Kiyoshi Mizutani Bird Songs
On résume souvent Merzbow à
Masami Akita, pourtant plusieurs personalités ont gravité
autour de ce projet, notamment Kiyoshi Mizutani. Pourtant, comme l'indique
la pochette, ici, pas la moindre trace de harshtronics ou d'autres petites vrilles
perturbant le conduit auditif. Ground Fault en effet organise son catalogue
en trois grandes familles : la première à laquelle appartient
le présent disque étant dédiée à la musique
électroacoustique, à la musique concrète, minimaliste etc...La
troisième déclinant plutôt noise, power electronic etc...En
effet, depuis qu'il a quitté le noise project le plus fameux de tous
les temps, Kiyoshi Mizutani. se consacre de manière systèmatique
aux field recordings. Cette pratique en général assez conceptuelle
consiste à enregistrer directement des sons provenant de l'extérieur
pour créer ensuite un paysage sonore. La part d'intervention humaine
allant du simple fait d'enregistrer, comme un preneur de sons au cinéma,
jusqu'à recréer totalement autre chose avec le matériel
recolté.
On peut facilement imaginer des illuminés comme Bernie Krause
ou Chris Watson se promenant avec une perche et un DAT à l'affût
du moindre sons, un peu comme le personnage de Phillip Winter dans
Lisbon's Story de Wim Wenders, en train de prendre le son d'un film
sans image. La démarche du field recording n'est pas sans évoquer
le cinéma, en effet, même si on ne peut généraliser.

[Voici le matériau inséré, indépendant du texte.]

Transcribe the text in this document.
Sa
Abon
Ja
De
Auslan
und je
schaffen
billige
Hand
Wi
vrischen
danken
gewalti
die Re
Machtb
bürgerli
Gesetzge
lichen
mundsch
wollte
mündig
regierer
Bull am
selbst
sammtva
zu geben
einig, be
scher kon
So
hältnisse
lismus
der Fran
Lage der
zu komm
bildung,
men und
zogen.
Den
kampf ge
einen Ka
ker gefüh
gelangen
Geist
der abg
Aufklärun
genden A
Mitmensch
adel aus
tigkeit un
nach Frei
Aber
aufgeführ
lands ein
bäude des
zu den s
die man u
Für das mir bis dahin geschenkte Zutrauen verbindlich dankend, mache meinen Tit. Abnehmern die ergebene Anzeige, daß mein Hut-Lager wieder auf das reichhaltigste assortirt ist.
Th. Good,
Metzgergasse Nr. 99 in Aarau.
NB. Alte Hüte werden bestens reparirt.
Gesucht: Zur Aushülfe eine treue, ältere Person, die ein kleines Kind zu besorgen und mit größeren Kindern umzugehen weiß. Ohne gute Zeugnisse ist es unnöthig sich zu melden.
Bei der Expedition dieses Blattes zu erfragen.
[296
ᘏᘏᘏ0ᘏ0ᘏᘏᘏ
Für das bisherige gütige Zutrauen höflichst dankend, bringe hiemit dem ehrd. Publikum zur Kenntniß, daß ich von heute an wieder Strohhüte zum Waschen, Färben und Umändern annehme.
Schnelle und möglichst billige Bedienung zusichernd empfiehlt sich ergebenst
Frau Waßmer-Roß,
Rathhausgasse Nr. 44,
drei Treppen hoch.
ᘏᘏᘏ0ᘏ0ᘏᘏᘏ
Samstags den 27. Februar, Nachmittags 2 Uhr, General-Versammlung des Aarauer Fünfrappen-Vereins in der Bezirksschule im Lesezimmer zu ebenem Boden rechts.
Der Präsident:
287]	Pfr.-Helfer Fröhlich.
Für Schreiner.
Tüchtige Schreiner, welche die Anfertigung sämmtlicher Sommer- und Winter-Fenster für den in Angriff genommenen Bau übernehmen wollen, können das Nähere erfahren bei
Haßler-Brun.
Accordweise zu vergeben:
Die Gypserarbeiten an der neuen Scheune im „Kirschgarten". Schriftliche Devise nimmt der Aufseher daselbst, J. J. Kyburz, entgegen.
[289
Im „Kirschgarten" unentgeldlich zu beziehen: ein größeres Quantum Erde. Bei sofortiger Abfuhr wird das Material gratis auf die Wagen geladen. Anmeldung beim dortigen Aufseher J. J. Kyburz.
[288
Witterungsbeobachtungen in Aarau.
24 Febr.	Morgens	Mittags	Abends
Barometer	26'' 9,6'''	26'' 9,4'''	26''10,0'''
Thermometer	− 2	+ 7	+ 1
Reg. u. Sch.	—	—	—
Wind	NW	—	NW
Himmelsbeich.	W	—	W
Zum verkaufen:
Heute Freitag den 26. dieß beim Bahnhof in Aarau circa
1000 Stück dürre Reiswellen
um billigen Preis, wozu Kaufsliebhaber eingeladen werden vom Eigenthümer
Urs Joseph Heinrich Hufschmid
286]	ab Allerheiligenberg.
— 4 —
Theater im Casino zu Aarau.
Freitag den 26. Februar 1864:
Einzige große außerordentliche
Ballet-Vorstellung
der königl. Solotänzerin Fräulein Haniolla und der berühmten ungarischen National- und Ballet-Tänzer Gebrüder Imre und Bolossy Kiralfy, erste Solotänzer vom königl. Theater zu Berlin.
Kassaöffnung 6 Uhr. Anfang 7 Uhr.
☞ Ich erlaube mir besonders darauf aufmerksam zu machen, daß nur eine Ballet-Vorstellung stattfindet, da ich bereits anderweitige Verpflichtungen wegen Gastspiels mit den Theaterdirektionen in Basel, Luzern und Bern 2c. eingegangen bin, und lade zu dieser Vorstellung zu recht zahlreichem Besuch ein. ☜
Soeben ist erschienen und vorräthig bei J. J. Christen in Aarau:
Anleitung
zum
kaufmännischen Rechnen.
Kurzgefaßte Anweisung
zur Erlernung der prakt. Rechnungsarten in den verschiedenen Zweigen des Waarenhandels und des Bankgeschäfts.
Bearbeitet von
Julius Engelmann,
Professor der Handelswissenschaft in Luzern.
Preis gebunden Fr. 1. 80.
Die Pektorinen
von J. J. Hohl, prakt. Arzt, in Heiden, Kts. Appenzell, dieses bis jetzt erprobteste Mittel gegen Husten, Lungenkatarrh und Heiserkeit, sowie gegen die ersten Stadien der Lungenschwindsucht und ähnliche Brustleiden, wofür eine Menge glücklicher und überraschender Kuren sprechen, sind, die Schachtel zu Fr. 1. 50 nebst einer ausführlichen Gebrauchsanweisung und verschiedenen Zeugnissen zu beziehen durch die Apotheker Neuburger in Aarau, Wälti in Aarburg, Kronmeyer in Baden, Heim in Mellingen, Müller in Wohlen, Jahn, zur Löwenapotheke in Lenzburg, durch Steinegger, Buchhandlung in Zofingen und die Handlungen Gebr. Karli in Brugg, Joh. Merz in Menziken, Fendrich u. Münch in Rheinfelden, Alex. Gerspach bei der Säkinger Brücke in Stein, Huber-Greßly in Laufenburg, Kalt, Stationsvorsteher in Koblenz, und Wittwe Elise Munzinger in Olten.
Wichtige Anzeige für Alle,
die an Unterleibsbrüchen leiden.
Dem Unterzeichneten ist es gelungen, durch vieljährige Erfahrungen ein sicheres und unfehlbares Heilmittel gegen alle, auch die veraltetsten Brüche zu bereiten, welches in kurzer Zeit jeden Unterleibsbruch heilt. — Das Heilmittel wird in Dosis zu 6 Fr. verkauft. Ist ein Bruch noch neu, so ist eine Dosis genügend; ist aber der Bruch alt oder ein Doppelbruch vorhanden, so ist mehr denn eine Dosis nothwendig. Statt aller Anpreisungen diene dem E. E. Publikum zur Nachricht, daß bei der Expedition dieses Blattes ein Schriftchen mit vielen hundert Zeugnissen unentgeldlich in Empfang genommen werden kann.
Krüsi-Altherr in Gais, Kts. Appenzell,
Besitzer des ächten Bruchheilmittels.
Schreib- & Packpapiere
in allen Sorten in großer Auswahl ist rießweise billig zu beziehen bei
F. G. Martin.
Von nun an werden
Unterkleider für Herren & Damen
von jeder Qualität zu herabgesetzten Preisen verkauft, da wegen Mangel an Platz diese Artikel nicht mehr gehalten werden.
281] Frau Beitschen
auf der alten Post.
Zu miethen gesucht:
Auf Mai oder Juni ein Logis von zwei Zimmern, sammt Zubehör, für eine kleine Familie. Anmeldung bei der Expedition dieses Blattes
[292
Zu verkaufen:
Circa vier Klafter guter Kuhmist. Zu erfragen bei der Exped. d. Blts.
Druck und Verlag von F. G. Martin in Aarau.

Dans Bird Songs, ça et là naissent des esquisses de scénarii
et ce d'autant plus que chaque morceau est accompagné d'une petite phrase
de commentaire : Nimbo, ville ou les japonais se sont rendus dans
des temps. reculés pour tirer des enseignements de la culture chinoise,
plus avancée a remplacé Lisbone. Ce morceau, placé en fin
de disque est un peu un retour à la civilisation, après immersion
totale dans une nature où l'homme ne laisse que des traces lointaines.
Ainsi, dans Tokyo Bay Bird Sanctuary entend on la confrontation
entre les oiseaux et les avions de l'aéroport, tout proche, d'Haneda.Certains
morceaux en effet sont des enregistrements bruts à peine retravaillés.
Il n'y a en fait que le morceau d'intoduction où un sample d'oiseau sert
de base à une pièce électroaccoustique qui se démarque.
Cinéma de temps plus que de mouvements, les paysages de Mizutani sont
contemplatifs : les oiseaux de Horoka no mizuba se baignent dans
la source du lac Yamanaka. A la longue, cet album peut faire penser à
un disque de Nature et découverte, ce qui avouons le est un peu gênant.
Pourtant, ici, ce n'est pas forcément la nature elle-même qui est
au premier plan, que le point de vue et l'expérience de Mizutani : l'oiseau
de Toratsugumi, qui chante sous la pluie, a été
enregistré à 2:00 du matin par exemple...Peut-être est-ce
pour cela qu'il laisse parfois la trace son dispositif. Souffles et chocs dans
le micro ne sont pas coupés : Mizutani est là avec son matériel.
Mais c'est aussi parce que l'instant compte : c'est le témoignange d'un
instant précis qui prévaut sur le son lui même. Peut-être
Mizutani pratique-t-il le field recording comme une forme d'anti musique, anti
art puisque naturel (c'est par là qu'on pourrait jeter des ponts vers
Merzbow), mais c'est surtout la part de témoignage qui est intéressante.
Peut-être est-ce pour cela qu'il égréne quelques notes dans
la forêt de Aokigahara, pour laisser la trace éphémère
de sa présence dans cette "mer d'arbres, où beaucoup de gens
se sont perdus" (traduction du livret). Bird Song est donc un disque poétique,
et même si c'est un peu cliché, on peut voir chaque piste comme
autant d'haïku. Pourtant, ce disque peut être décevant si
on ne l'aborde que d'un point de vue sonore : c'est un disque d'images qu'il
faut lire avec les quelques phrases du livret, mais qui par lui même en
tant que "musique" peut paraître inabouti.